Bu durum muhaliflere büyük avantaj sağlamış olup eskiye göre Hizbullah ve diğer Şii milislerin insan gücünden ve Rusya’nın hava desteğinden yoksun olan rejim ordusu, HTŞ’nin ilerleyişi karşısında çok kısa bir süre içerisinde İdlib kırsalı ve Halep çevresindeki kontrolünü kaybetmiş ve Hama’ya doğru çekilmek zorunda kalmıştır.

SMO da eş zamanlı olarak Özgürlük Şafağı operasyonunu başlatarak Tel Rıfat’a girmiş ve kısa sürede YPG/PKK terör örgütünün buradaki varlığına son vermiştir.

Böylelikle SMO’nun bazı unsurları tarafından desteklenen HTŞ liderliğindeki muhalif güçler Halep ve Hama hattından Humus ve Şam’a ilerlerken, SMO’nun ana gövdesi de Tel Rıfat’tan sonra Mümbiç’e doğru yönelerek Fırat’ın batısındaki YPG/PKK varlığını tamamen sonlandırmak için hazırlanmaya başlamıştır.

Muhalifler kuzeyden güneye hızla ilerlerken, güneyde bulunan Dera, Suveyda ve Kunetra’da bulunan muhalif gruplar da ayaklanarak Şam’a doğru yürümeye başlamışlardır.

Nihayetinde kuzeyden gelen güçler Hama ve Humus’u birer gün arayla geçmiş ve 8 Aralık sabahı erken saatlerde Şam’a girerek güneyden gelen diğer muhalif güçlerle birleşerek şehirdeki kritik noktaları ele geçirmişlerdir.

Suriye’nin başkenti, kalbi ve en büyük şehri olan Şam, rejim askerlerinin de fazla bir direniş göstermemeleri sebebiyle yoğun bir çatışma olmadan muhalifler tarafından ele geçirilmiş ve muhalifleri temsilen bir grup, devlet televizyonuna çıkarak Esed rejiminin sona erdiğini açıklamışlardır.

Böylelikle 53 yıllık Esed rejimi sona ererken muhalif güçlerin öncülüğünde; terör örgütlerinden temizlenmiş, toprak bütünlüğü sağlanmış ve daha demokratik, katılımcı ve kapsayıcı özgür bir Suriye’nin yeniden inşasının yolu açılmıştır.

Esed rejimini deviren güçlerin önünde şimdiye kadarkinden daha zor bir süreç bulunmaktadır.

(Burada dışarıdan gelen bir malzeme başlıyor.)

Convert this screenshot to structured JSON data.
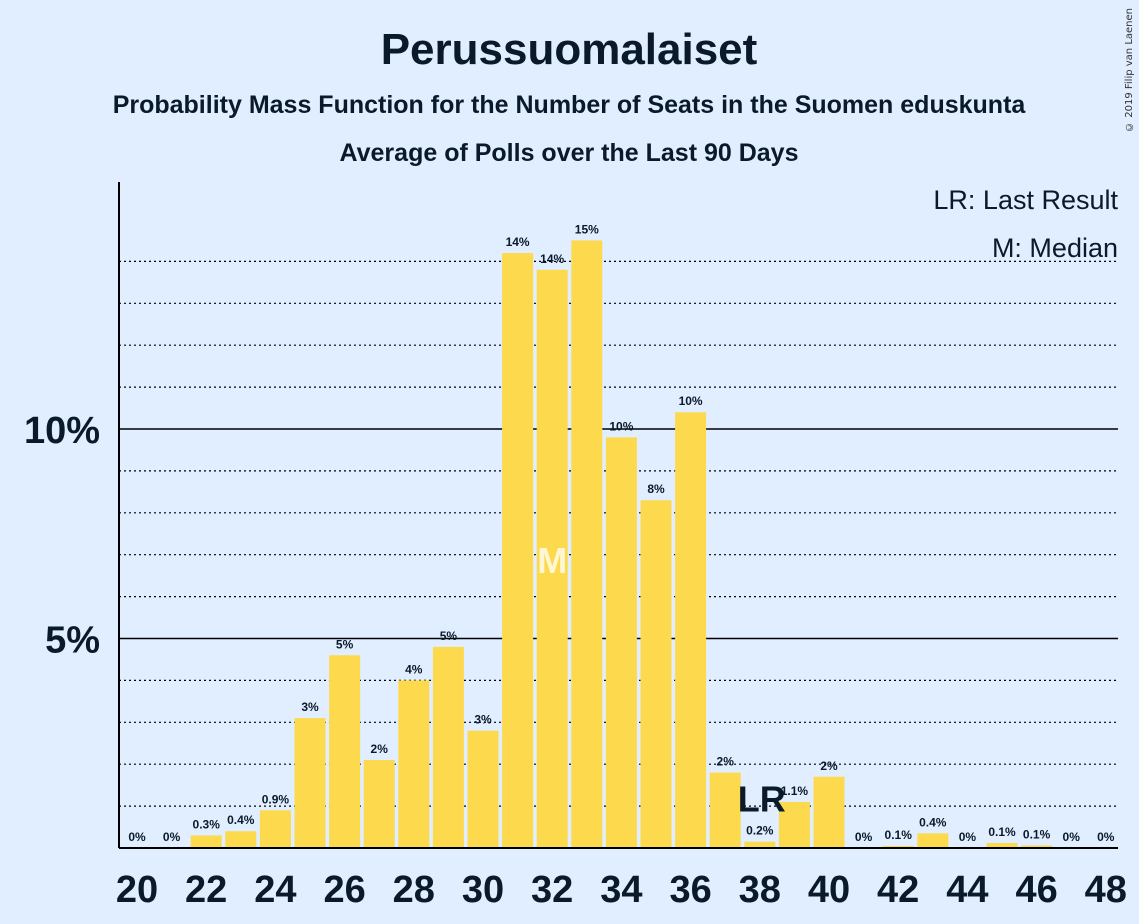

Zira bir taraftan ele geçirilen şehirlerin güvenliğinin sağlanması gerekirken diğer taraftan buralarda yaşayan halkın iaşe ve ibatesinin sağlanması gerekmektedir. Dolayısıyla sadece rejimi yenmiş olmak yeterli gelmeyecek, rejimin göz ardı ettiği alt ve üst yapı hizmetlerinin de sağlanması gerekecektir.

Bu zorluklara HTŞ’nin pek çok ülke tarafından terör örgütü olarak kabul edilmesi de eklenince Suriye halkının bir süre daha hak ettiği yaşam standardına ulaşamayacağı anlaşılmaktadır.

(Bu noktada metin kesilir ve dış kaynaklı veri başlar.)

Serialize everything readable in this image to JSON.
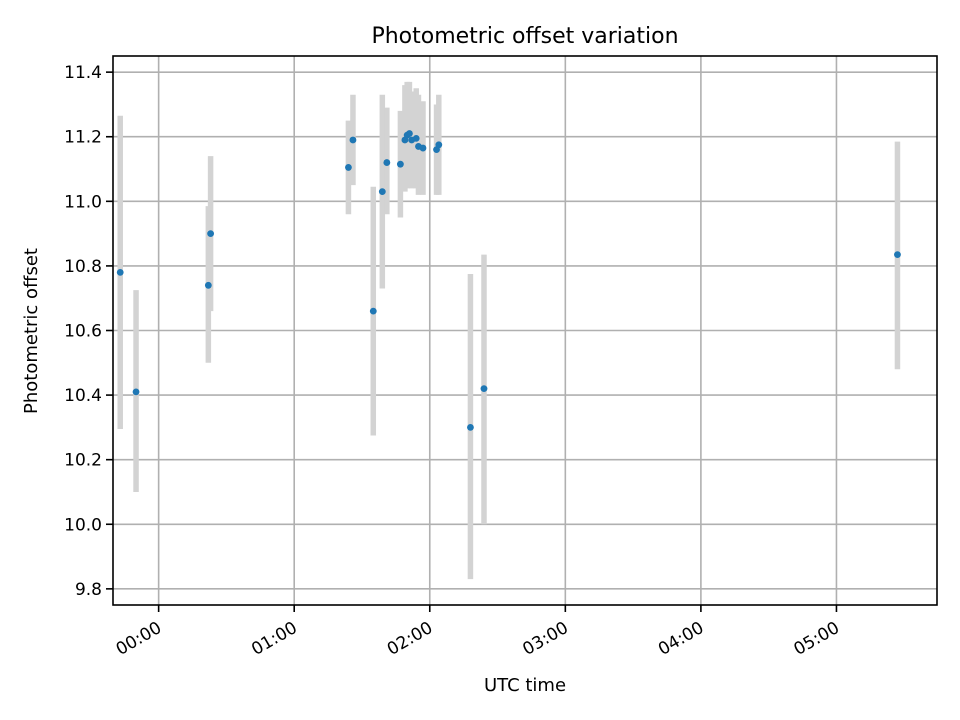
{
  "chart_data": {
    "type": "scatter",
    "title": "Photometric offset variation",
    "xlabel": "UTC time",
    "ylabel": "Photometric offset",
    "xlim": [
      "-00:17",
      "05:44"
    ],
    "ylim": [
      9.75,
      11.45
    ],
    "xticks": [
      "00:00",
      "01:00",
      "02:00",
      "03:00",
      "04:00",
      "05:00"
    ],
    "yticks": [
      "9.8",
      "10.0",
      "10.2",
      "10.4",
      "10.6",
      "10.8",
      "11.0",
      "11.2",
      "11.4"
    ],
    "grid": true,
    "errorbar_color": "#d3d3d3",
    "marker_color": "#1f77b4",
    "points": [
      {
        "x": "-00:17",
        "y": 10.78,
        "lo": 10.295,
        "hi": 11.265
      },
      {
        "x": "-00:10",
        "y": 10.41,
        "lo": 10.1,
        "hi": 10.725
      },
      {
        "x": "00:22",
        "y": 10.74,
        "lo": 10.5,
        "hi": 10.985
      },
      {
        "x": "00:23",
        "y": 10.9,
        "lo": 10.66,
        "hi": 11.14
      },
      {
        "x": "01:24",
        "y": 11.105,
        "lo": 10.96,
        "hi": 11.25
      },
      {
        "x": "01:26",
        "y": 11.19,
        "lo": 11.05,
        "hi": 11.33
      },
      {
        "x": "01:35",
        "y": 10.66,
        "lo": 10.275,
        "hi": 11.045
      },
      {
        "x": "01:39",
        "y": 11.03,
        "lo": 10.73,
        "hi": 11.33
      },
      {
        "x": "01:41",
        "y": 11.12,
        "lo": 10.96,
        "hi": 11.29
      },
      {
        "x": "01:47",
        "y": 11.115,
        "lo": 10.95,
        "hi": 11.28
      },
      {
        "x": "01:49",
        "y": 11.19,
        "lo": 11.03,
        "hi": 11.36
      },
      {
        "x": "01:50",
        "y": 11.205,
        "lo": 11.04,
        "hi": 11.37
      },
      {
        "x": "01:51",
        "y": 11.21,
        "lo": 11.05,
        "hi": 11.37
      },
      {
        "x": "01:52",
        "y": 11.19,
        "lo": 11.04,
        "hi": 11.34
      },
      {
        "x": "01:54",
        "y": 11.195,
        "lo": 11.04,
        "hi": 11.35
      },
      {
        "x": "01:55",
        "y": 11.17,
        "lo": 11.02,
        "hi": 11.33
      },
      {
        "x": "01:57",
        "y": 11.165,
        "lo": 11.02,
        "hi": 11.31
      },
      {
        "x": "02:03",
        "y": 11.16,
        "lo": 11.02,
        "hi": 11.3
      },
      {
        "x": "02:04",
        "y": 11.175,
        "lo": 11.02,
        "hi": 11.33
      },
      {
        "x": "02:18",
        "y": 10.3,
        "lo": 9.83,
        "hi": 10.775
      },
      {
        "x": "02:24",
        "y": 10.42,
        "lo": 10.0,
        "hi": 10.835
      },
      {
        "x": "05:27",
        "y": 10.835,
        "lo": 10.48,
        "hi": 11.185
      }
    ]
  }
}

Tüm bu zorluklara rağmen, en az 13 yıldır devam eden iç savaş sürecinde büyük bedeller ödeyen ve paramparça edilen Suriye halkının artık birlik ve beraberlik ile barış ve istikrara kavuşma zamanı gelmiştir.

Bu süreçte Suriye halkının en büyük destekçisi ise şimdiye kadar olduğu gibi yine Türkiye olacaktır. Zira Suriye’nin istikrara kavuşması Türkiye’nin güvenliği için büyük önem arz etmektedir.

Türkiye, bir taraftan Suriye’nin toprak bütünlüğünün sağlanması için sahaya ağırlığını koyarken diğer taraftan da 10 yılı aşkın bir süredir misafir edilen Suriyeli mültecilerin geri dönüşü için uygun şartların oluşturulmasına gayret etmektedir.

Görülen o ki Esed rejiminin devrilmesi, çeşitli sebeplerle yerlerinden edilmiş olan Suriyelilerin evlerine geri dönüşünü hızlandıracak ve vatanlarına dönen Suriye halkı da çok çalışarak kısa bir süre içerisinde uluslararası arenada hak ettiği yeri alacaktır.

Velhasıl halkına zulmeden ve ülkeyi parçalanmanın eşiğine getiren Esed hızla düşerken şimdiye kadar büyük bedeller ödemiş mazlum Suriye halkı ise süratle yükselecektir.